Many tombs have been filled – Desiree, Westfall, Summer – but this one is just an infant. I wonder if she had time to fill her lungs with a breath, or her head with a dream, before she was laid to rest in this womb of fire and allowed to live a few more moments in the particles pushing a current through the circuits of this building. Is that all she was to this world? A piece of recycled trash that kept the lights burning so the first drafts could cheer on their athletes or their musicians a little longer?
I switch off the furnace and wait for the light to dim. The last thing I want to do is open this door and replace the charred remains of a little girl, one of my own family, but I have to make sure Darien was telling the truth. I close my eyes and reach for the handle.
“Stop!” a gravelly voice calls out behind me. A man with greasy hair and lopsided eyes adjusts the tool belt slung around his waist. “Unless you want burn the skin clean off your hand.”
“I need to see what’s in here.”
“Won’t be safe to crawl in there for another three, four hours, and whatever you’re looking for, it’s nothing but vapors, unless it was made of pure tungsten.”
I shrink to the floor and sob, the sparring between my glottis and parasympathetic nervous system pushing a lump in my throat.
“Oh, I see.” He mops the sweat from his neck with a rag. “You’re looking for Sodalane?”
“Who?”
“The little girl, Sodalane. Where I’m from, it means warrior. Called her that because I never saw her cry a single tear.”
“You saw her?” I ask, unable to keep my voice from breaking.
“Of course I did. Furnace has a sensor, won’t activate if it picks up any biomatter in the area. I come down to see why all the lights were dark, and there she was. She opened her eyes, wide and straight.
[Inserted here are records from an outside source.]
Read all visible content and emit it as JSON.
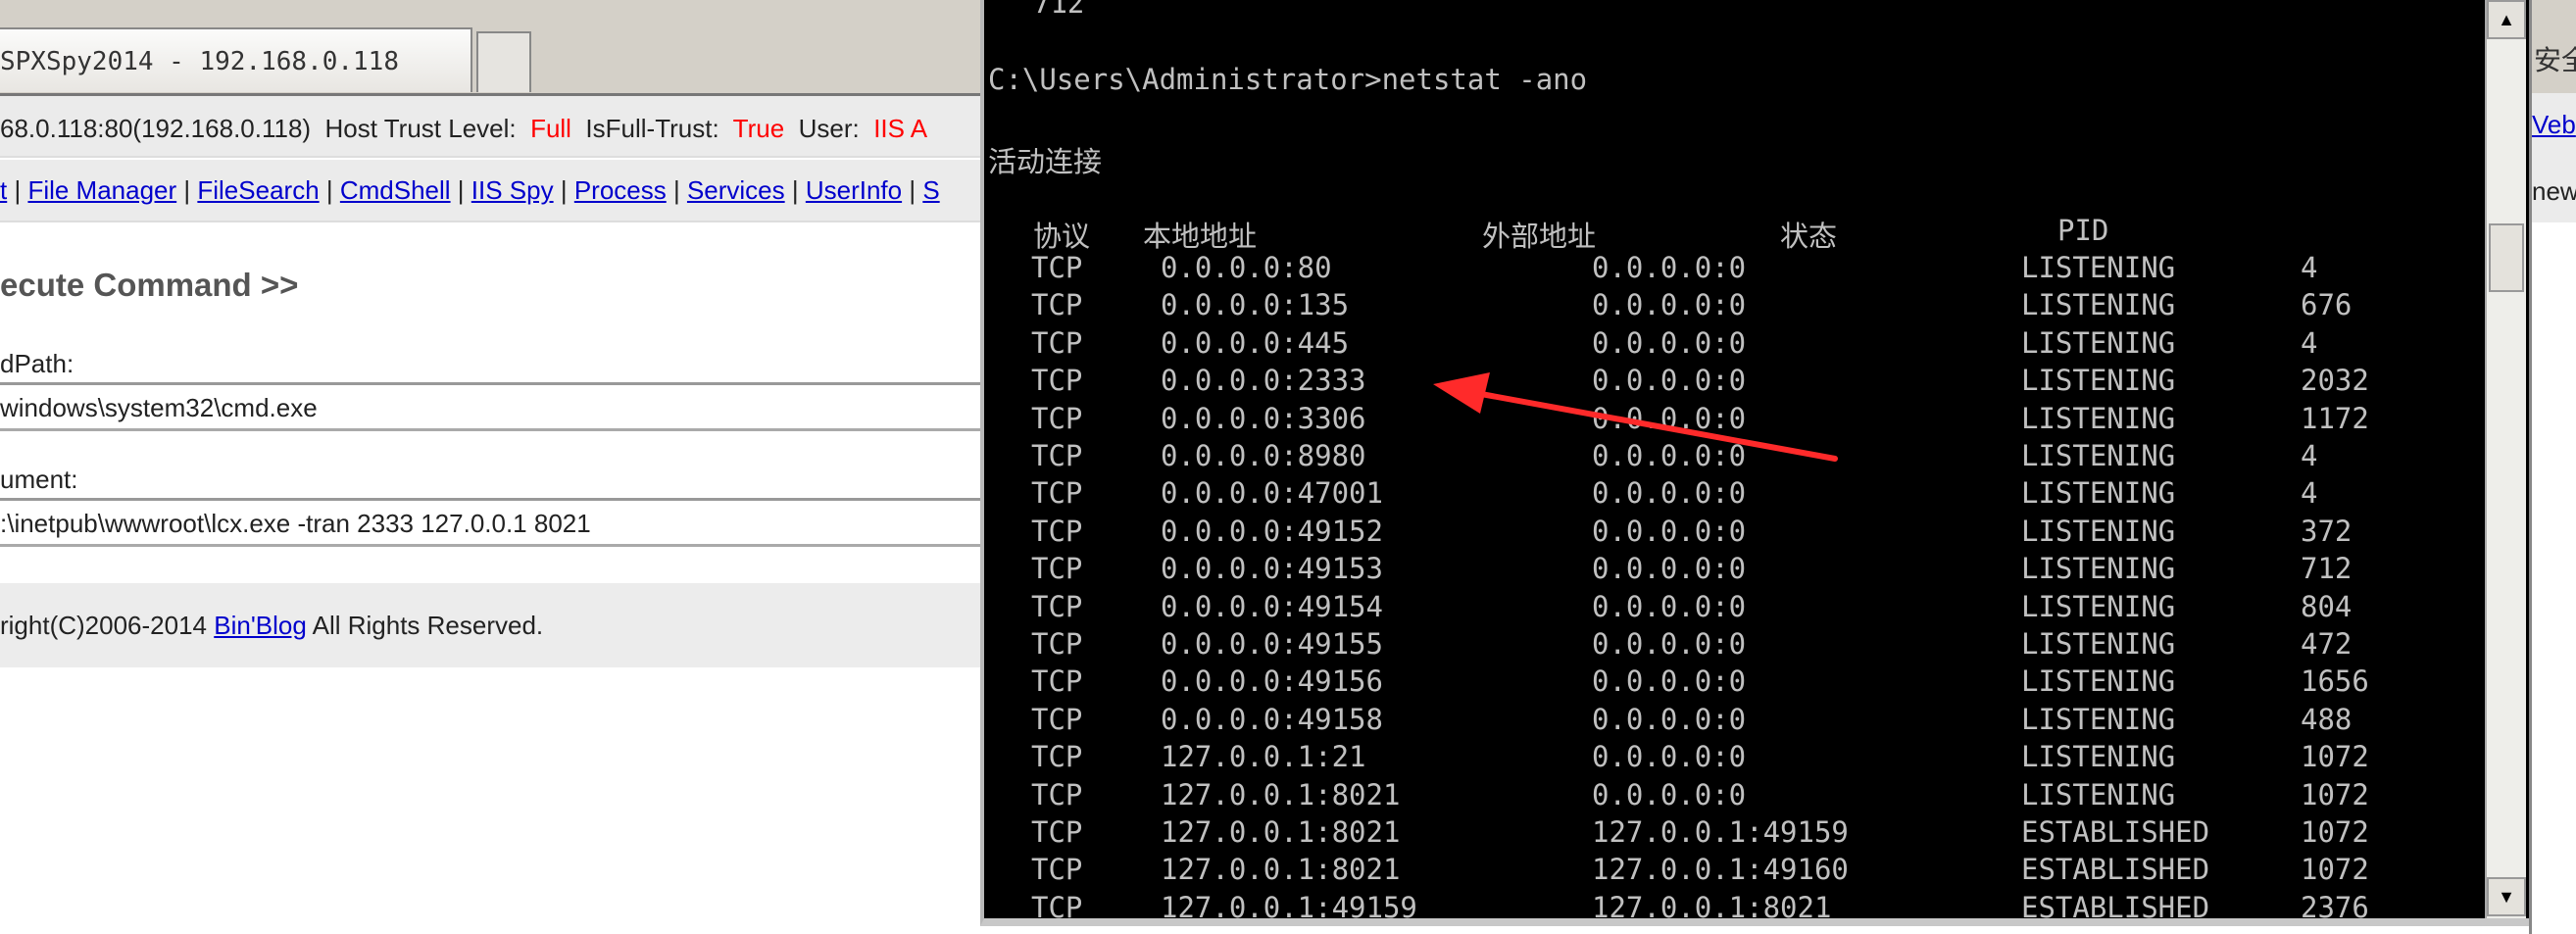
{
  "browser": {
    "tab_title": "SPXSpy2014 - 192.168.0.118",
    "right_cut": "安全"
  },
  "info": {
    "host": "68.0.118:80(192.168.0.118)",
    "trust_label": "Host Trust Level:",
    "trust_value": "Full",
    "fulltrust_label": "IsFull-Trust:",
    "fulltrust_value": "True",
    "user_label": "User:",
    "user_value": "IIS A",
    "right_cut": "Veb"
  },
  "nav": {
    "items": [
      "t",
      "File Manager",
      "FileSearch",
      "CmdShell",
      "IIS Spy",
      "Process",
      "Services",
      "UserInfo",
      "S"
    ],
    "right_cut": "new"
  },
  "main": {
    "heading": "ecute Command >>",
    "path_label": "dPath:",
    "path_value": "windows\\system32\\cmd.exe",
    "arg_label": "ument:",
    "arg_value": ":\\inetpub\\wwwroot\\lcx.exe -tran 2333 127.0.0.1 8021"
  },
  "footer": {
    "prefix": "right(C)2006-2014 ",
    "link": "Bin'Blog",
    "suffix": " All Rights Reserved."
  },
  "console": {
    "prev_line": "712",
    "prompt": "C:\\Users\\Administrator>netstat -ano",
    "section": "活动连接",
    "headers": [
      "协议",
      "本地地址",
      "外部地址",
      "状态",
      "PID"
    ],
    "rows": [
      [
        "TCP",
        "0.0.0.0:80",
        "0.0.0.0:0",
        "LISTENING",
        "4"
      ],
      [
        "TCP",
        "0.0.0.0:135",
        "0.0.0.0:0",
        "LISTENING",
        "676"
      ],
      [
        "TCP",
        "0.0.0.0:445",
        "0.0.0.0:0",
        "LISTENING",
        "4"
      ],
      [
        "TCP",
        "0.0.0.0:2333",
        "0.0.0.0:0",
        "LISTENING",
        "2032"
      ],
      [
        "TCP",
        "0.0.0.0:3306",
        "0.0.0.0:0",
        "LISTENING",
        "1172"
      ],
      [
        "TCP",
        "0.0.0.0:8980",
        "0.0.0.0:0",
        "LISTENING",
        "4"
      ],
      [
        "TCP",
        "0.0.0.0:47001",
        "0.0.0.0:0",
        "LISTENING",
        "4"
      ],
      [
        "TCP",
        "0.0.0.0:49152",
        "0.0.0.0:0",
        "LISTENING",
        "372"
      ],
      [
        "TCP",
        "0.0.0.0:49153",
        "0.0.0.0:0",
        "LISTENING",
        "712"
      ],
      [
        "TCP",
        "0.0.0.0:49154",
        "0.0.0.0:0",
        "LISTENING",
        "804"
      ],
      [
        "TCP",
        "0.0.0.0:49155",
        "0.0.0.0:0",
        "LISTENING",
        "472"
      ],
      [
        "TCP",
        "0.0.0.0:49156",
        "0.0.0.0:0",
        "LISTENING",
        "1656"
      ],
      [
        "TCP",
        "0.0.0.0:49158",
        "0.0.0.0:0",
        "LISTENING",
        "488"
      ],
      [
        "TCP",
        "127.0.0.1:21",
        "0.0.0.0:0",
        "LISTENING",
        "1072"
      ],
      [
        "TCP",
        "127.0.0.1:8021",
        "0.0.0.0:0",
        "LISTENING",
        "1072"
      ],
      [
        "TCP",
        "127.0.0.1:8021",
        "127.0.0.1:49159",
        "ESTABLISHED",
        "1072"
      ],
      [
        "TCP",
        "127.0.0.1:8021",
        "127.0.0.1:49160",
        "ESTABLISHED",
        "1072"
      ],
      [
        "TCP",
        "127.0.0.1:49159",
        "127.0.0.1:8021",
        "ESTABLISHED",
        "2376"
      ]
    ],
    "scroll_up": "▲",
    "scroll_down": "▼"
  },
  "annotation": {
    "arrow_color": "#ff2a2a"
  }
}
Black as night they were. Then she sat herself right up and smiled right at me. Didn’t take much to figure out she wasn’t one of ours.”
“Where… where is she?”
“Don’t you see? This was no accident. She was gifted to us, and the angels chose me as their courier.” A smile stretches across his face, his eyes beaming with pride. “I kept asking myself, what am I to do with a blessing like this? As I carried her home, I crossed Baron Street, that’s when I looked up and saw the sign.”